Unemployment rate remains steady
According to an announcement by the Commissioner of the Bureau of Labor Statistics William W. Beach, nonfarm payroll employment increased by 128,000 in October, and the unemployment rate was little changed at 3.6 percent. But notable employment gains occurred in food services and drinking places, social assistance and financial activities.
Within manufacturing, employment declined in motor vehicles and parts due to strike activity. Federal government employment was down, reflecting a drop in the number of temporary jobs for the 2020 Census.
Incorporating revisions for August and September, which increased nonfarm payroll employment by 95,000, monthly job gains have averaged 176,000 over the past 3 months. Job growth has averaged 167,000 per month thus far in 2019, compared with an average gain of 223,000 per month in 2018.
Employment in food services and drinking places rose by 48,000 over the month.
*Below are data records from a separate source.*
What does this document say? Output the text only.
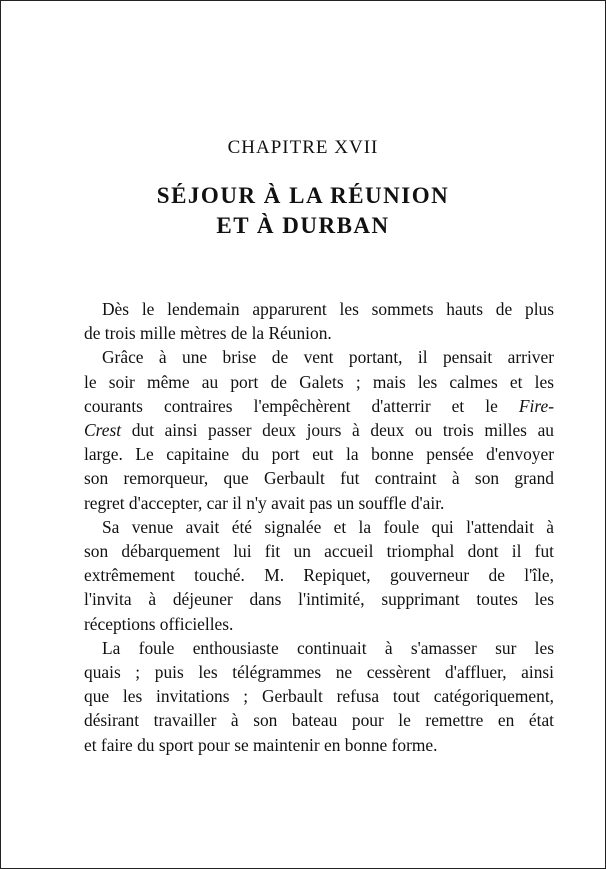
CHAPITRE XVII
SÉJOUR À LA RÉUNION
ET À DURBAN

Dès le lendemain apparurent les sommets hauts de plus
de trois mille mètres de la Réunion.

Grâce à une brise de vent portant, il pensait arriver
le soir même au port de Galets ; mais les calmes et les
courants contraires l'empêchèrent d'atterrir et le Fire-
Crest dut ainsi passer deux jours à deux ou trois milles au
large. Le capitaine du port eut la bonne pensée d'envoyer
son remorqueur, que Gerbault fut contraint à son grand
regret d'accepter, car il n'y avait pas un souffle d'air.

Sa venue avait été signalée et la foule qui l'attendait à
son débarquement lui fit un accueil triomphal dont il fut
extrêmement touché. M. Repiquet, gouverneur de l'île,
l'invita à déjeuner dans l'intimité, supprimant toutes les
réceptions officielles.

La foule enthousiaste continuait à s'amasser sur les
quais ; puis les télégrammes ne cessèrent d'affluer, ainsi
que les invitations ; Gerbault refusa tout catégoriquement,
désirant travailler à son bateau pour le remettre en état
et faire du sport pour se maintenir en bonne forme.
Monthly job growth in the industry has averaged 38,000 over the past 3 months, compared with an average monthly gain of 16,000 in the first 7 months of 2019.
Social assistance added 20,000 jobs in October, with most of the gain occurring in individual and family services — approximately 17,000. Over the past 12 months, employment in social assistance has increased by 139,000.
In October, financial activities added 16,000 jobs. Within the industry, employment increased in real estate and rental and leasing — 10,000 jobs added — and in credit intermediation and related activities — 6,000 added.
Over the month, employment continued to trend up in professional and business services — with 22,000 jobs added — and in health care — 15,000 jobs added.
Manufacturing employment declined by 36,000 in October. Employment in motor vehicles and parts manufacturing decreased by 42,000, reflecting strike activity.
Within government, federal employment declined in October — with 17,000 less jobs — as 20,000 temporary workers who had been preparing for the 2020 Census completed their work.
In October, employment changed little in other major industries — including mining, construction, wholesale trade, retail trade, transportation and warehousing and information.
Average hourly earnings of all employees on private nonfarm payrolls rose by 6 cents in October to $28.18, following little change — a 1 cent increase — in September. Over the past 12 months, average hourly earnings have risen by 3.0 percent; the over-the-year percent change has been 3.0 percent or above for 15 consecutive months. From September 2018 to September 2019, the Consumer Price Index for All Urban Consumers (CPI-U) increased by 1.7 percent (on a seasonally adjusted basis).
Turning to measures from the survey of households, the unemployment rate, at 3.6 percent, was little changed in October. The number of unemployed people, 5.9 million, also changed little over the month.
Among the unemployed, the number of people searching for work for 27 weeks or more was essentially unchanged at 1.3 million in October. These long-term unemployed accounted for 21.5 percent of the unemployed.
The labor force participation rate, at 63.3 percent, was about unchanged in October. The employment-population ratio remained at 61.0 percent over the month. Both measures were up by 0.4 percentage point over the year.
In October, 4.4 million people were working part time for economic reasons — also referred to as involuntary part-time workers — and little changed from the previous month.
Among those neither working nor looking for work in October, 1.2 million were considered marginally attached to the labor force, down by 262,000 from a year earlier. People who are marginally attached to the labor force had not looked for work in the 4 weeks prior to the survey but wanted a job, were available for work and had looked for a job within the last 12 months. Discouraged workers, a subset of the marginally attached who believed no jobs were available for them, numbered 341,000 in October, down by 165,000 from a year earlier.